Keynote Lectures

Challenges and Opportunities of Meeting Industry Needs

Monday, August 19, 1996, 9:30-10:20am
Crystal Cove Auditorium

Gerry Rescigno
Black & Decker Corp


Black & Decker is well known as new products company and has been working to become world class in speed, quality and cost of getting new products to market. One of the limitations has been the integration of all the hardware and software tools towards accomplishing speed, optimization and design automation. In this talk, we will explore the challenges and opprotunities of becoming world class in producing new products for the marketplace.


Mr. Rescigno received his BS in Physics from St. Joseph's Univ. in 1962 and MS in Physics from Drexell Univ. in 1968. He has been with Black & Decker for 32 years and over the last 26 years has been involved in analysis, simulation and systems simulation. He is currently an Engineering manager at Black & Decker and is in charge of the Black & Decker's program in Analysis and Reliability. He also serves on the Advisory Board to Engineering Research Center and Mechanical Engineering Department of the University of Maryland.

Continuum for Intelligent Machine Operation

Tuesday, August 20, 1996, 9:30-10:20am
Crystal Cove Auditorium

Dr. Delbert Tesar
Carol Cockrell Curran Chair for Engineering
University of Texas, Austin.


The field of machines is on the verge of a revolution in the level of intelligence which will become possible during the next decade. The whole is a continuum from enhanced performance (precision, quality, speed), reconfigurability for fault tolerance and rapid product change over, to condition based maintenance (to predict and reduce life cycle costs). This continuum can represent an organizing paradigm for a whole new level of excitement in the field, convince young people of its merits for their personal commitment, and warrant major national investment to put U. S. industry in an international leadership position.

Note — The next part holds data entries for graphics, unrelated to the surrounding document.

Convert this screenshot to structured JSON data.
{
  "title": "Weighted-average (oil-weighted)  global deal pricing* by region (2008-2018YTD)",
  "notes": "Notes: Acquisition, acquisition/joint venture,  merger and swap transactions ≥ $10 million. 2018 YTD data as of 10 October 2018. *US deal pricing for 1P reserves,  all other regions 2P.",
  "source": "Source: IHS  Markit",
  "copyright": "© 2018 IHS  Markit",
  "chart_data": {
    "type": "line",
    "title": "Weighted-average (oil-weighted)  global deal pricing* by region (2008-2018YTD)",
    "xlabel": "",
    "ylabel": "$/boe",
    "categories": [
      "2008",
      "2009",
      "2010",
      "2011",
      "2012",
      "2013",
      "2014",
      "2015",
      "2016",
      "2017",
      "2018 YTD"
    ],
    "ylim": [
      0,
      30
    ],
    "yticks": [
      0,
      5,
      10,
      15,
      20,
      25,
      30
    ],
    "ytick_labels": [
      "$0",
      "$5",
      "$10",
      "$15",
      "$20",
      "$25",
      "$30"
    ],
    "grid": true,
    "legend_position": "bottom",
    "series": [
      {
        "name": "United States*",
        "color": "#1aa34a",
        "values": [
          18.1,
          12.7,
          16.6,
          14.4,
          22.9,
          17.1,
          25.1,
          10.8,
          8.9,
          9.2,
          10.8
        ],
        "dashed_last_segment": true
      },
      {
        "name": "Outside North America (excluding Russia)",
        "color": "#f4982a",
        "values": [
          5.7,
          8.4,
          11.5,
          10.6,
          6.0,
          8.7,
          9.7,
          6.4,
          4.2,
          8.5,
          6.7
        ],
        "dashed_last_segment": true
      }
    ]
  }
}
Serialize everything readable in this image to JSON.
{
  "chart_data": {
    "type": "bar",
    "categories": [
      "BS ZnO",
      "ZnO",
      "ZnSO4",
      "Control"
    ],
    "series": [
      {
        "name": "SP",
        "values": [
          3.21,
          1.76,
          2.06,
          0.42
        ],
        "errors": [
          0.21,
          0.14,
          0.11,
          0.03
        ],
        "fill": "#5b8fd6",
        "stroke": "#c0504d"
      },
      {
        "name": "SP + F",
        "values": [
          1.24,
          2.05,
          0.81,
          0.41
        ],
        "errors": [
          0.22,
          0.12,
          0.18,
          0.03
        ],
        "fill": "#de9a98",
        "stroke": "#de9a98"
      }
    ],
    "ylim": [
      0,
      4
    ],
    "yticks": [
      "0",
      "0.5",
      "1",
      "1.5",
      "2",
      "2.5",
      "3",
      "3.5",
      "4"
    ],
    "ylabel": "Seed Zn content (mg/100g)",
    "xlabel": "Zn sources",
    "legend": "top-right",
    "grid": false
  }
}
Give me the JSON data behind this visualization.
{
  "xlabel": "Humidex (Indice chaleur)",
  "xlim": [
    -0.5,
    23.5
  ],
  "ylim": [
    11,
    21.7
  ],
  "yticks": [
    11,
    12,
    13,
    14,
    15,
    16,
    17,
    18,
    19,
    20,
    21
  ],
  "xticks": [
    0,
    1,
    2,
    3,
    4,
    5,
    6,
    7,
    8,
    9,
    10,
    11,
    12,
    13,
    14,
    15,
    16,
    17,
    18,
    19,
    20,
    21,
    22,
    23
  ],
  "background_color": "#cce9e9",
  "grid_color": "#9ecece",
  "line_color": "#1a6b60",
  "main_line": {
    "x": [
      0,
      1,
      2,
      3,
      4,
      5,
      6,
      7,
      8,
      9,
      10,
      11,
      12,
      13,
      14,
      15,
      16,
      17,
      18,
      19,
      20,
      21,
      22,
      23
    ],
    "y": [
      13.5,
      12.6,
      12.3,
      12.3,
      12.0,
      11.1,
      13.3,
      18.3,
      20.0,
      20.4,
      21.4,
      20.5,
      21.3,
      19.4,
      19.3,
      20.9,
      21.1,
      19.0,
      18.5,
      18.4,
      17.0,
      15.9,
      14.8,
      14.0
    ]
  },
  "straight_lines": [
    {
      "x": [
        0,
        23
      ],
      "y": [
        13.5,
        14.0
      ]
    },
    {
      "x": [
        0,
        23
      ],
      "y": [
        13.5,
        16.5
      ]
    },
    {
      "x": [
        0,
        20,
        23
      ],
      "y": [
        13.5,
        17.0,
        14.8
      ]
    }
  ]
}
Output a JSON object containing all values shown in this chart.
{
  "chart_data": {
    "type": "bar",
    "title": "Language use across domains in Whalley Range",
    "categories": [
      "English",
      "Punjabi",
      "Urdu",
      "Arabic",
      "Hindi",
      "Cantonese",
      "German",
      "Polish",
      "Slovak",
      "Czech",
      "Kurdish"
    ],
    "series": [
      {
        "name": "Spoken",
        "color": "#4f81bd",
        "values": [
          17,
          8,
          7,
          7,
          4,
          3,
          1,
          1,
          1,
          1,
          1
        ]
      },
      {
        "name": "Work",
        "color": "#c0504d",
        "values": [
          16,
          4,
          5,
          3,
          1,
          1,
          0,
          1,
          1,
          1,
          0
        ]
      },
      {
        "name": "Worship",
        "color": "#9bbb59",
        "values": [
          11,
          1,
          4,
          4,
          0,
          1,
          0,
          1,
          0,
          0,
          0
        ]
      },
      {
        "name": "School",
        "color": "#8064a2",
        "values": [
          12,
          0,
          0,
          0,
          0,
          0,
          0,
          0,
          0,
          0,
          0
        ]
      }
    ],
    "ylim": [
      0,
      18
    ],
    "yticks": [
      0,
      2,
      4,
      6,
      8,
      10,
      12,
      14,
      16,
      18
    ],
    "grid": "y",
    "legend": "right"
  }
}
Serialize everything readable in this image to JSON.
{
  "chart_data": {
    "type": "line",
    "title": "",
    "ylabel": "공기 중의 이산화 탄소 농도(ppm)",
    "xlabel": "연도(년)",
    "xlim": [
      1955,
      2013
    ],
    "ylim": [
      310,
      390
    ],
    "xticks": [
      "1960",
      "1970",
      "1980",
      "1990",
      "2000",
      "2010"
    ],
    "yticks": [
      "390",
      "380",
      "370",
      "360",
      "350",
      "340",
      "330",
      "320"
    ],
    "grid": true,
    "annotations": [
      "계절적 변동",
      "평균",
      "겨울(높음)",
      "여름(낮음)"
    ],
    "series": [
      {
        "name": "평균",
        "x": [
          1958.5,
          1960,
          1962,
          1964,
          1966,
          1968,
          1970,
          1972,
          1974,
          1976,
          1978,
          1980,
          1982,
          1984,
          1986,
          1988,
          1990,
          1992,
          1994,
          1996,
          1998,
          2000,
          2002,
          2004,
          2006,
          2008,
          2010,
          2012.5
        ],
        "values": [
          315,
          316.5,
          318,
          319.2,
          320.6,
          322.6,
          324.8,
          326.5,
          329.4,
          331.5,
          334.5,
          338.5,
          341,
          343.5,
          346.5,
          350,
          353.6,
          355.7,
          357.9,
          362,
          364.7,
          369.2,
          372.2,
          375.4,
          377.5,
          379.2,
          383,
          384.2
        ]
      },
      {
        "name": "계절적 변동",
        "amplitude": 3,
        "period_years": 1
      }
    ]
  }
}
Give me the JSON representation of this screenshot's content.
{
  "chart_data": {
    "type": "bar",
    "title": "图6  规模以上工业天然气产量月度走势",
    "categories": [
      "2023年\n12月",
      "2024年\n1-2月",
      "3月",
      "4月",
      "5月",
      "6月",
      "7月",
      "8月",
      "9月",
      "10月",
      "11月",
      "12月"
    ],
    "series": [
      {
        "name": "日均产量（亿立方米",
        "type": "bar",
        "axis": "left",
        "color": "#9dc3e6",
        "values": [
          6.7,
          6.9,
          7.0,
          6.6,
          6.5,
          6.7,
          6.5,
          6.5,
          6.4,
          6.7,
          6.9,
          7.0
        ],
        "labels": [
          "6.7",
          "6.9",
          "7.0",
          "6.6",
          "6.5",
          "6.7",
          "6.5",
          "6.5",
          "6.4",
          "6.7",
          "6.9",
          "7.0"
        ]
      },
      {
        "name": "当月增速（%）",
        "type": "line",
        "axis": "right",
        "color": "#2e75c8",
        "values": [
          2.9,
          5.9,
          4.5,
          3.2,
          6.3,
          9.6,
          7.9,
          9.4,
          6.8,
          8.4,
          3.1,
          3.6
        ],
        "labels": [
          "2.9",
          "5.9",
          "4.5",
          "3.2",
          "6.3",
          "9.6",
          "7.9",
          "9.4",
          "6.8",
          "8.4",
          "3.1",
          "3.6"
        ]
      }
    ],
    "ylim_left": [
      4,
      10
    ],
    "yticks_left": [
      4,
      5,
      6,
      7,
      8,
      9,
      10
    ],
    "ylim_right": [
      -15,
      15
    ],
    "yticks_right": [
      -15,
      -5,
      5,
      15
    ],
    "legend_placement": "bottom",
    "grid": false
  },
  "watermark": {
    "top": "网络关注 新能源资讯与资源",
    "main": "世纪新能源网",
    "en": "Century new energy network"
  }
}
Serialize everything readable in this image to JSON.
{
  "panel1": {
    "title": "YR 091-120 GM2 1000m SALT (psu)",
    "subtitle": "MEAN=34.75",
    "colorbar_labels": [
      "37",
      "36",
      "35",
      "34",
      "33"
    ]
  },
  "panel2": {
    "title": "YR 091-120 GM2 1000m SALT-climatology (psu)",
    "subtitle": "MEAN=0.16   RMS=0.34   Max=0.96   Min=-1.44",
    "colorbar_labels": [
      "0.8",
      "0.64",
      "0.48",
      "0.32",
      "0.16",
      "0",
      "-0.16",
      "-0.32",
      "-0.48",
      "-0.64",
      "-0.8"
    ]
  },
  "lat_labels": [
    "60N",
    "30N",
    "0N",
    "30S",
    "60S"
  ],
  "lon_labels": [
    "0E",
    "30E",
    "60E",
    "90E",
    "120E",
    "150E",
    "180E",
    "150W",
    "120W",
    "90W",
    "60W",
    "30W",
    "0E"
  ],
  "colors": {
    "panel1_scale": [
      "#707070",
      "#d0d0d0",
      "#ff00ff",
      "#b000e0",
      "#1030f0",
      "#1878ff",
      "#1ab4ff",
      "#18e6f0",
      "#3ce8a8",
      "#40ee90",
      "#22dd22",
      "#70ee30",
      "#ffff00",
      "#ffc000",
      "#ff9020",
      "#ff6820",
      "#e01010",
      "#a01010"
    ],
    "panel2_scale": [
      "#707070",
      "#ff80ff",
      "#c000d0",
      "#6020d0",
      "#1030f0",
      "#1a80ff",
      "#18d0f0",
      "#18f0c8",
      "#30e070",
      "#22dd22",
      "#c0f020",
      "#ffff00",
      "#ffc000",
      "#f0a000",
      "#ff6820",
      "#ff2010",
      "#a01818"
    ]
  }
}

Professor Tesar is Director of the Robotics Research Group at the University of Texas at Austin, which occupies a 16,000 square feet laboratory using $3,500,000 of research equipment, performs $1,800,000 of annual funded research with 32 graduate students and a staff of 7 supported by DOE, DARPA, NASA, JSC and the State of Texas. His research concentrates on the design, operation and integration of robotic systems for use in space, manufacturing plants, battlefield operations, nuclear facility maintenance and decomissioning, and micro-surgery. He has over 140 publications, has contributed over 50 position papers and 100 reports on all aspects of robotics and machine design.

Automotive Information Integrated Engineering

Wednesday, August 21, 1996, 9:30-10:20am
Crystal Cove Auditorium

Dr. William F. Powers
Vice President-Research
Ford Motor Company


Global automotive companies are relying increasingly upon integrated computer and communications technology to deal with a rapidly changing global marketplace. The major business drivers are product development speed and efficiency, emerging markets, and technology. Utilizing the typical automotive business timeline, examples will be presented to illustrate the application and integration of emerging information technologies to the total automotive business.


William F. Powers has been with the Ford Motor Company since 1979. On Febraury 1, 1996 he was elected Vice President- Research. Prior positions at Ford include: Program Manager for the Lincoln Mark VIII and Executive Director of Information Technology. Prior to joining Ford, he was a Professor of Aerospace Engineering and Computer, Information and Control Engineering at the University of Michigan from 1968-80, and a consultant on the Space Shuttle Program from 1970-79. He received his B.S. in Aerospace Engineering in 1963 from the University of Florida, and his Ph.D. in Engineering Mechanics in 1968 from the University of Texas at Austin. He is a member of the National Academy of Engineering, a foreign member of the Royal Swedish Academy of Engineering Sciences, and IEEE Fellow, and serves on numerous government, university, and professional society committees.